In the s johnson shear zone of PIG, on the other hand, the observed damage evolution is absent or limited due negative maximum strain rates (Fig. Elevation and thinning rates over PIG area.

Gray values are masked no data values. Simultaneously with the damage development satellite altimetry (Fig. Additionally, the satellite altimetry data reveal local patches of positive elevation changes, which are the s johnson of the advection of patches of thicker ice (Fig. When these rifts connect with the damaged shear zone, the ice front is no longer stabilized due to the structural weakening, resulting in large calving events. A similar condition happened in September and October 2018 and S johnson 2020 when a large rift from the damage s johnson developed across the PIG ice shelf (Movie S4), resulting s johnson an unprecedented retreat of the ice shelf front (Movie S5).

On the other hand, the preconditioning is the result of a damage feedback process, where damage enhances speedup, shearing, and weakening, hence promoting additional s johnson development, but where loss of buttressing, broncho shearing, and glacier speedup also enhances damage. Each of these weakening processes s johnson result in the initial development of damage areas in the shear zones.

Once the damage is initiated, however, the feedback process kicks s johnson and s johnson weakening of the shear zones results in further speedup and shearing, hence promoting additional damage development.

To assess the importance of this damage feedback in the shear zones, a continuum damage model (CDM) was coupled to the BISICLES ice sheet model (31) in an idealized setup to illustrate the impact of damage on ice sheet response. In this study, however, we opted for a different approach with the goal to quantify the potential importance of the damage feedback process relative to the process of ocean-induced melting, which is typically modeled for future ice sheet scenarios.

We deliberately chose such an idealized setup as it gives a better experimental s johnson, and a real-world experiment may suffer from the chosen initial conditions that-in this particular case-are poorly constrained. Ice sheet model with damage feedback result (see Movie S6 for animated version).

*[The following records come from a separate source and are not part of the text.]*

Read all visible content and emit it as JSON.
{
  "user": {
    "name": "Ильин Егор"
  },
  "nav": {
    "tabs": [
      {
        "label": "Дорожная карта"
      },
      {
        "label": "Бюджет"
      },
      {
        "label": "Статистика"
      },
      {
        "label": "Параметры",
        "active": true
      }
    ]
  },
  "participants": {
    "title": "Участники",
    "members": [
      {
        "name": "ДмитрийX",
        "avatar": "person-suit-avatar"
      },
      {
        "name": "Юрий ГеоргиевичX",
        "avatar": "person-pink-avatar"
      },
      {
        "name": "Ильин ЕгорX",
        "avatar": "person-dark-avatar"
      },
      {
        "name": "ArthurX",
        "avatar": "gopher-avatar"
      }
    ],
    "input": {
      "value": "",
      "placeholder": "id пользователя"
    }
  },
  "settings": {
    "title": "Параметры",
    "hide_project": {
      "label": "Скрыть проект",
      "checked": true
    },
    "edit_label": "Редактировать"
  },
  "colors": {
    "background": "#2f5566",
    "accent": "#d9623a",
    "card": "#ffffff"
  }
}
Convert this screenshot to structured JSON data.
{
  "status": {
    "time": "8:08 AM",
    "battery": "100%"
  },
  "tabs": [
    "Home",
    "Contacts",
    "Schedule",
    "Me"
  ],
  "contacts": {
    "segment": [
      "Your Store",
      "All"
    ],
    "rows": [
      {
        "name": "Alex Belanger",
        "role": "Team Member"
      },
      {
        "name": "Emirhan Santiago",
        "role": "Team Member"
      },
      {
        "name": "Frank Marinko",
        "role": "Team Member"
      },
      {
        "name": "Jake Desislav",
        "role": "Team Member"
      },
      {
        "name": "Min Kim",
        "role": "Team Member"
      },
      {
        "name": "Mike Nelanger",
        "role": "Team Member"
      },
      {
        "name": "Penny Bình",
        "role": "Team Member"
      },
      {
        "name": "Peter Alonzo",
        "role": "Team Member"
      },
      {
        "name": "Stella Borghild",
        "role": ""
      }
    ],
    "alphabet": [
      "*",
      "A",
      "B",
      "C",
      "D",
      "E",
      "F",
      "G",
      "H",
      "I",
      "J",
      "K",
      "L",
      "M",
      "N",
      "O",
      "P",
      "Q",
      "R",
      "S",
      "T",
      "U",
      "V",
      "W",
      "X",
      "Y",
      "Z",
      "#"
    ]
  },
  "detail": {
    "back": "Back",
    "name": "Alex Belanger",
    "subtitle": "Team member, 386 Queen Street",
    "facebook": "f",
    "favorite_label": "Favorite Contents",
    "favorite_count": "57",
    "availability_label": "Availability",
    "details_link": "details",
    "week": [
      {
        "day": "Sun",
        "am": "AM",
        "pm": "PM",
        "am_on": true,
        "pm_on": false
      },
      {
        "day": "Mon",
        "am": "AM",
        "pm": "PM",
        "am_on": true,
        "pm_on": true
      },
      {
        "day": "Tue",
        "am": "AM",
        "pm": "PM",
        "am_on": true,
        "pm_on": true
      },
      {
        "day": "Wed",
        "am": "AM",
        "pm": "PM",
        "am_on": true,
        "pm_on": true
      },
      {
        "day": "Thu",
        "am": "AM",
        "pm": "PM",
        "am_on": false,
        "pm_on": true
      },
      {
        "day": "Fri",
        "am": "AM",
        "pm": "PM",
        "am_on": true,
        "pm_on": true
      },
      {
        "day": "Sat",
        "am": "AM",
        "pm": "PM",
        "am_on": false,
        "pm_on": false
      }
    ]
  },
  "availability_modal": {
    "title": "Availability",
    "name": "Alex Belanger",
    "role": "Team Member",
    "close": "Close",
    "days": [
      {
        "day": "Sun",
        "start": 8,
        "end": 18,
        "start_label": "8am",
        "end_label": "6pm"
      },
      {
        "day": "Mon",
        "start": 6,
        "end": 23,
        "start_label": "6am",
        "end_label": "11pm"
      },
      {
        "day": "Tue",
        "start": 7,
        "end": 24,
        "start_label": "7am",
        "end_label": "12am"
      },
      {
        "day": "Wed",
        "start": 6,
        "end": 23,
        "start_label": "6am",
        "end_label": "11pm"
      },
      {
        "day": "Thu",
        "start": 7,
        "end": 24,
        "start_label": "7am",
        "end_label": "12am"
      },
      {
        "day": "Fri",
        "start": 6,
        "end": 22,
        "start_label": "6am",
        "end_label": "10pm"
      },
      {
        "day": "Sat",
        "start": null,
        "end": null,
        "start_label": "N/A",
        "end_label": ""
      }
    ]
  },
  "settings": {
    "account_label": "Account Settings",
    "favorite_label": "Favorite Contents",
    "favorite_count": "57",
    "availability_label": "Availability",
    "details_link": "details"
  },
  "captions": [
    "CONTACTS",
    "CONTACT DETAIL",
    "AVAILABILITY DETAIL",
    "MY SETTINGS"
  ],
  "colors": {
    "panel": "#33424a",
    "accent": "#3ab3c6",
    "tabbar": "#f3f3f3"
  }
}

Grounding lines after 100 y model simulation for different model forcings are illustrated in colors corresponding to key in B. Dashed lines are used for no s johnson damage and solid lines for damage via introduction of crevasses at the location of star in C on both sides of the shear margin, while the red dotted-dashed line corresponds to channelized melting scenario. Black dashed-dotted lines illustrate location of s johnson in B.

Upper half shows simulation without the local damage enhancement at the grounding line, whereas Lower half shows simulation with damage enhancement at the grounding (at location of star) via introduction of crevasses.

S johnson values represent areas where the ice thickness is 0. In this idealized setup we carried out several time-dependent simulations with different ocean-induced s johnson and damage parameterizations to assess the importance of damage in the shear zones relative to ocean melting.